Not every game can be love at first sight. Sometimes you have to dig a little deeper and get to know the game. The rewards can be very fulfilling, as I am discovering right now. Has this been your experience with Tomb Raider or any other games that didn’t grab you at first glance? Or even a game you liked at first, but eventually turned you off (*cough* L.A. Noire *cough*)?

Let’s hear your tales of joy and woe!

Written by

Age: 34 PSN ID: Starkiller81. I've played games since before I can remember, starting with my dad's Atari and I haven't stopped yet. Keep them coming and I will keep playing them.

3 thoughts on “Pushing Through in Tomb Raider”

  1. Man I love that radio tower part, it was such a great symbolic moment. Dragon Age 2 was this way for me. When I first started it, nothing really grabbed me about it and it frustrated me since I loved Dragon Age: Origins. The graphics were a step backwards and I didn’t encounter as many loveable characters upfront as the previous game, which led me to drop it before even completing the first act. Two months later I picked it up again, this time choosing a female Hawke rather than a male (the male Hawke’s voice felt off for me) and I enjoyed it so much more. Also I chose to be a mage, which makes the game so much more interesting. When you choose female, your brother (rather than your apostate sister) survives the opening of the game. He later becomes a Templar, and since I was a female mage that put us on either side of the game’s Templar vs. Mage debate, which lead to a far more dynamic experience.
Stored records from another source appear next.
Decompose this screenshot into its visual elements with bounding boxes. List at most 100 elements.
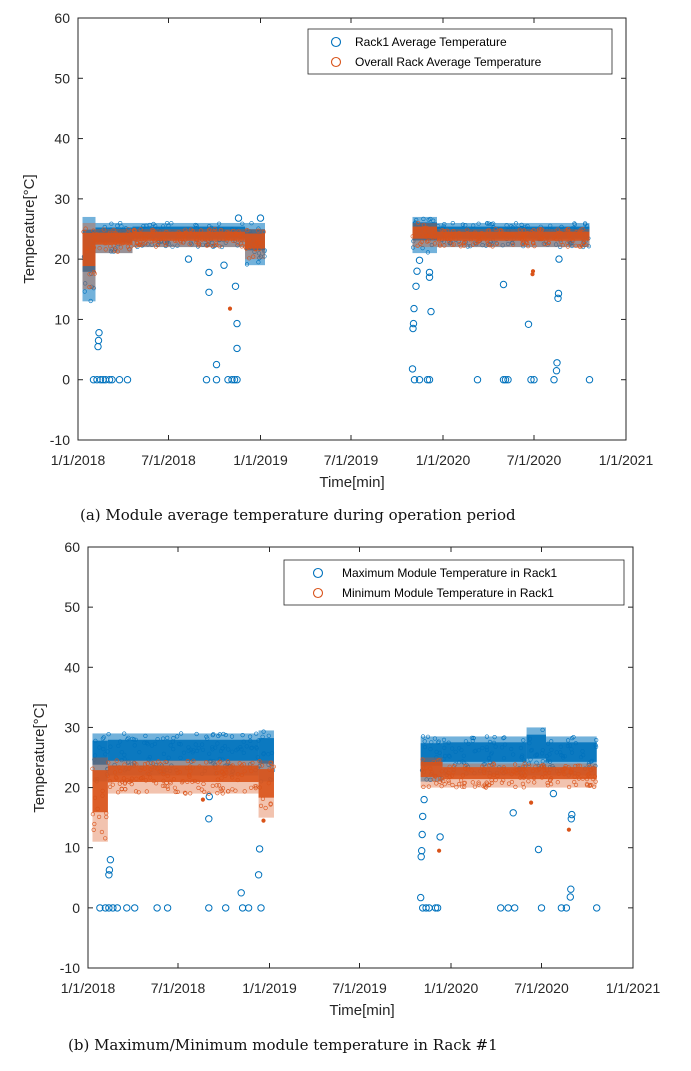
chart-a-xtick-label-6: 1/1/2021 [599, 452, 654, 468]
chart-b-series-1-point [577, 763, 582, 768]
chart-b-series-0-outlier-44 [567, 885, 575, 893]
chart-b-series-0-point [117, 739, 123, 744]
chart-a-series-0-outlier-34 [415, 256, 424, 264]
chart-a-series-1-point [529, 230, 534, 235]
chart-b-series-1-point [485, 781, 490, 786]
chart-a-series-1-point [556, 233, 561, 238]
chart-a-series-1-point [183, 237, 188, 242]
chart-b-series-1-point [555, 780, 560, 785]
chart-b-series-0-point [155, 737, 160, 742]
chart-b-series-0-point [534, 760, 539, 765]
chart-a-series-1-point [424, 234, 429, 239]
chart-b-series-1-point [223, 768, 228, 773]
chart-b-ytick-label-1: 0 [72, 900, 80, 916]
chart-b-series-1-point [115, 790, 121, 795]
chart-a-series-0-point [494, 241, 499, 246]
chart-b-series-1-point [514, 771, 519, 776]
chart-a-series-1-point [577, 244, 583, 249]
chart-a-series-0-outlier-36 [425, 268, 434, 277]
chart-b-series-1-outlier-4 [566, 827, 572, 832]
chart-a-series-1-point [473, 230, 478, 235]
chart-a-series-0-outlier-15 [212, 360, 221, 369]
chart-a-series-0-outlier-23 [212, 376, 221, 384]
chart-a-series-0-outlier-5 [96, 376, 105, 384]
chart-b-series-1-point [562, 765, 568, 771]
chart-a-series-1-point [101, 227, 106, 232]
chart-b-series-1-point [239, 763, 244, 768]
chart-b-series-1-point [476, 780, 481, 785]
chart-b-series-0-point [249, 746, 254, 751]
chart-b-series-0-point [248, 738, 253, 744]
chart-a-series-0-point [476, 221, 481, 226]
chart-b-series-1-point [122, 762, 127, 767]
chart-b-series-0-point [122, 757, 127, 762]
chart-a-series-1-point [424, 239, 430, 244]
chart-a-series-0-point [485, 221, 490, 226]
chart-b-series-1-point [217, 783, 222, 788]
chart-b-series-1-point [158, 768, 163, 773]
chart-b-series-0-outlier-39 [537, 904, 546, 912]
chart-b-xtick-label-5: 7/1/2020 [514, 980, 569, 996]
chart-a-series-0-point [149, 242, 154, 247]
chart-b-series-1-point [591, 784, 597, 789]
chart-a-series-0-outlier-0 [94, 342, 102, 351]
chart-b-series-1-point [192, 778, 197, 784]
chart-a-series-1-point [194, 232, 199, 237]
chart-b-series-1-point [175, 789, 180, 795]
chart-b-series-1-band-core-2 [258, 769, 274, 798]
chart-b-series-1-point [563, 763, 568, 769]
chart-b-series-0-point [434, 755, 439, 760]
chart-b-series-1-point [216, 761, 221, 766]
chart-b-series-1-point [463, 763, 468, 769]
chart-b-series-1-point [148, 766, 153, 772]
chart-b-series-0-point [240, 732, 245, 738]
chart-b-series-1-point [487, 763, 492, 768]
chart-a-series-0-point [586, 244, 592, 249]
chart-b-series-0-outlier-16 [237, 889, 245, 897]
chart-b-series-1-point [145, 771, 150, 776]
chart-a-xlabel: Time[min] [319, 474, 384, 491]
chart-a-series-1-point [225, 234, 230, 239]
chart-b-series-1-point [463, 766, 468, 771]
chart-a-series-0-outlier-35 [425, 273, 434, 281]
chart-b-series-1-point [439, 784, 444, 789]
chart-b-series-1-point [266, 781, 271, 786]
chart-b-series-1-point [179, 780, 185, 785]
chart-b-series-0-point [248, 734, 253, 739]
chart-b-series-1-point [230, 763, 235, 768]
chart-a-ylabel: Temperature[°C] [21, 174, 38, 283]
chart-b-series-0-point [484, 747, 490, 753]
chart-a-series-1-point [485, 237, 490, 242]
chart-b-series-1-point [247, 765, 252, 770]
chart-b-series-1-point [462, 781, 467, 786]
chart-b-series-0-point [210, 745, 215, 750]
chart-a-series-1-point [442, 236, 447, 241]
chart-a-series-0-point [525, 223, 530, 229]
chart-a-series-1-point [164, 229, 169, 235]
chart-a-series-1-point [519, 236, 525, 241]
chart-b-series-1-point [190, 765, 195, 770]
chart-a-series-1-point [112, 248, 118, 253]
chart-a-series-1-point [485, 228, 490, 233]
chart-b-series-0-point [528, 748, 534, 753]
chart-b-series-0-point [244, 744, 249, 749]
chart-a-series-1-point [436, 238, 442, 243]
chart-a-series-1-outlier-0 [227, 306, 233, 311]
chart-a-series-1-point [149, 239, 154, 244]
chart-b-series-1-point [140, 775, 145, 780]
chart-a-series-1-point [426, 233, 432, 238]
chart-b-series-0-point [126, 759, 131, 764]
chart-a-series-1-point [120, 241, 125, 246]
chart-a-series-1-point [474, 240, 479, 245]
chart-a-series-1-point [243, 245, 248, 250]
chart-b-series-1-point [560, 767, 565, 773]
chart-a-series-0-outlier-2 [95, 329, 103, 337]
chart-a-series-1-point [199, 228, 204, 233]
chart-b-series-0-point [434, 749, 439, 755]
chart-a-xtick-label-5: 7/1/2020 [507, 452, 562, 468]
chart-a-series-0-outlier-21 [256, 214, 265, 222]
chart-a-series-1-point [113, 240, 118, 245]
chart-a-series-1-point [442, 229, 447, 234]
chart-a-ytick-label-6: 50 [54, 70, 70, 86]
chart-a-series-1-point [493, 227, 498, 232]
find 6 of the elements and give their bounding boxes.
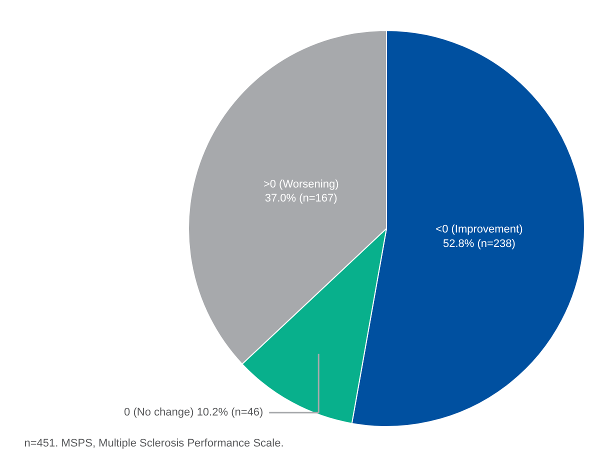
data-label: 52.8% (n=238) bbox=[442, 238, 516, 250]
slice-label: <0 (Improvement) bbox=[436, 223, 523, 236]
text: n=451. MSPS, Multiple Sclerosis Performance Scale. bbox=[24, 438, 284, 450]
data-label: 37.0% (n=167) bbox=[264, 192, 338, 205]
slice-label: >0 (Worsening) bbox=[263, 178, 339, 190]
slice-label: 0 (No change) 10.2% (n=46) bbox=[124, 406, 264, 419]
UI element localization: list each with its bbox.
  2. I think Minecraft was that way for me. I didn’t fall in love with the game at first glance. I didn’t even buy it until it released back in 2011, but the first thing I did after installing it was go into survival mode and screw around. I assumed there would be some kind of tutorial or something, but I was wrong. I blindly wandered around a tundra, not knowing what to do, until night fell and I got ravaged by skeletons. Then I respawned and used my Terraria logic to decide that I needed shelter. I still didn’t know how to craft anything, though. So I made a dirt hovel. I more or less made a small room in the side of a hill, with dirt walls and no door. I had no pickaxe, so I foolishly spent 10 seconds each hacking away at stone blocks with my fists. And then, a skeleton shot me to death through the window.

    So, I stuck with creative mode, and had a moderately good time. But I never really went back to survival mode.

    One day, I decided to just learn how to play the game. I went onto the wiki and started learning about the game. How to start, how things are crafted and mined, etc.

    The moment I crafted a wooden pickaxe was the little push I needed for me to love the game, and it’s been quite a joyride ever since then (not that Minecraft doesn’t still have its fair share of rage-inducing moments).

  3. Unfortunatly Mass Effect was like this for me. My friend had a cop of it for the 360 at his house and I remember the first time I popped it in I thought it was extremely boring and unfun. It was a year later that I tried it agin for longer than an hour and one the beacon part hit, I was hooked. I beat it over a week then went and bought it for my PC and played it again immediatly. Other than that if a game any grab me within three hours, I usually abandon it.